Des gradins en bi-frontal attendent sagement le public. Une table recouverte de breuvages divise l’espace de jeu dans sa longueur. Mais le public n’est pas convié à la beuverie. Il attend face à un dormeur évanoui, serviette sur le crâne et tête gisant dans un bol d’eau. C’est François-Vincent Raspail, l’un des intellos insurgés de la Révolution de février. Aujourd’hui, l’ambiance est celle d’un lendemain de fête. Soudain déboule un groupe d’agités poussant des rugissements de hargne et de joie. On l’apprend vite, ce sont Auguste Blanqui, Louis Blanc, ou le frère et la soeur Barbès – surtout des noms de rue ou de stations de métro aux oreilles des spectateur·ices contemporain·es. Mais en ce 15 mai 1848, ces manifestant·es débarquent grognons, éjecté·es par la Garde nationale, avec le rêve inassouvi de former un gouvernement révolutionnaire. Il est midi et c’est fin de manif’ pour la troupe.
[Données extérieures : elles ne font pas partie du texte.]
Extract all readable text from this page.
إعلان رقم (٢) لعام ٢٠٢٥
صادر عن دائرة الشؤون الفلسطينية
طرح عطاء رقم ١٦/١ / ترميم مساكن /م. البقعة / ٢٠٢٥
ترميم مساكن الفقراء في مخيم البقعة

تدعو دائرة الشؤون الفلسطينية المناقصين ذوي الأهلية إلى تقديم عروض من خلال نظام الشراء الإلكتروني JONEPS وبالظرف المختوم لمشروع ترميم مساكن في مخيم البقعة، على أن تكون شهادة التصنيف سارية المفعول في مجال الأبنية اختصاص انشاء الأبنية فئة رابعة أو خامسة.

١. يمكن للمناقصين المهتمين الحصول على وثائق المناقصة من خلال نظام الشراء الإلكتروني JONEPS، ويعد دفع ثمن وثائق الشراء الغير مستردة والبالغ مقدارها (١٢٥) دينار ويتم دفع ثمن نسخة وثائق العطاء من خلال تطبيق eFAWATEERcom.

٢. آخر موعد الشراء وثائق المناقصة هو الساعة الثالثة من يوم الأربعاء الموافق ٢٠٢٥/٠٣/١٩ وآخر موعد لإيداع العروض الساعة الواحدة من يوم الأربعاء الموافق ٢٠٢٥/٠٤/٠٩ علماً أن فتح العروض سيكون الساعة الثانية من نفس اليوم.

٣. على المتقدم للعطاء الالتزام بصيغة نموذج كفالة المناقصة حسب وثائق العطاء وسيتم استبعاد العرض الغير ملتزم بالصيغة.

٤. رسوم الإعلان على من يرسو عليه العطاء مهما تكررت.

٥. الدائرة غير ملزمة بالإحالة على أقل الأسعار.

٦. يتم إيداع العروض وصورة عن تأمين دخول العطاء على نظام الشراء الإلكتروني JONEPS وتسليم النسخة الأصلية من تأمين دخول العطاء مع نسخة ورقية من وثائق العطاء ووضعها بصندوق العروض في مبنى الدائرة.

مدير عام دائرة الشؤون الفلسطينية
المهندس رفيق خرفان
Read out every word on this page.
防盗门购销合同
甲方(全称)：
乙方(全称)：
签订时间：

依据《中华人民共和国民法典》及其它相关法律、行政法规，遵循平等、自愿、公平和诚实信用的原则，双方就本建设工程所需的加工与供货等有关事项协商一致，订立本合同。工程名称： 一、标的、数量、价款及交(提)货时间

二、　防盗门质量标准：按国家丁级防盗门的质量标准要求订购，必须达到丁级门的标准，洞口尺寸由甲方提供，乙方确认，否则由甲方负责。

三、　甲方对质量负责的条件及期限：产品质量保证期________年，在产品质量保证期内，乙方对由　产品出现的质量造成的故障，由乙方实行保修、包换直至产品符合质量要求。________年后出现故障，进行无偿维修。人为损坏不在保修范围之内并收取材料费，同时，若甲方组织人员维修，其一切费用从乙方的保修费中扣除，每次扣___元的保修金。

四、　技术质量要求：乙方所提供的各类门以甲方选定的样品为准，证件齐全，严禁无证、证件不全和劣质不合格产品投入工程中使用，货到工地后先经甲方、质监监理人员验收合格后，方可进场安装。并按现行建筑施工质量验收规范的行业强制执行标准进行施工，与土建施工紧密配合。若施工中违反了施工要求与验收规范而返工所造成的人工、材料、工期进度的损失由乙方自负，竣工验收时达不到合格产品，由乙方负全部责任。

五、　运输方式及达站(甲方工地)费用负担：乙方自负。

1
Après les intellos collabos de Edelweiss, Sylvain Creuzevault poursuit sa saga théâtrale sur l’histoire française et se penche sur le chapitre précédent dans le manuel scolaire : les luttes du XIXème siècle, Révolution de 1848 en tête. Si le précédent volet collait à la chronologie au risque de friser le didactisme, Banquet Capital prend des libertés de ton. Ici, le texte et le fait historique côtoient systématique l’absurde et la dérision. Et comme dans toute préparation d’émeute, ses personnages sont désorganisés et bardés d’incertitudes. C’est ce joyeux bordel qui fait l’enrobage comique de la pièce – une technique de mise à distance qui réussit davantage à ces révolutionnaires échevelés qu’aux fachos rabougris de Edelweiss.
Ici, les prolétaires se mettent en spectacle et leurs idées clashent. On suit d’ailleurs leur joute comme un match de foot : punchlines historiques à droite, accrochages politiques à gauche et grève générale au centre, le tout sous l’égide de la pensée de Karl Marx. Et si le metteur en scène privilégie l’austérité dans la scéno – une table, pas de décor –, c’est pour laisser la vie et le bavardage mener la danse. C’est que l’économie nous rendrait « bouteille » et que le travail à la chaîne nous ferait « pondre des œufs d’or », entend-on.
Plus qu'une révision du bac, Banquet Capital se fait diatribe décalée : à chaque nouvelle lutte déclamée, l’ironie répond. Alors bien sûr, en une heure et demie, impossible de tout retenir de cette tranche d’histoire. Mais on en conserve des tableaux chargés de sens, où les corps des protagonistes font scénographie, et chaque prise de parole révolutionnaire laisse derrière elle un écho de 2024. Dans ce trip marxiste, on se rappelle qu’un certain Dieu aurait créé, il y a quelque temps, les prénoms Capitalisme et Prolétariat. Entre eux, que trouve-t-on : une tempête, un cœur, une république ou un tambour ?
Banquet Capital de Sylvain Creuzevault a été présenté à la MC93 du 27 septembre au 6 octobre.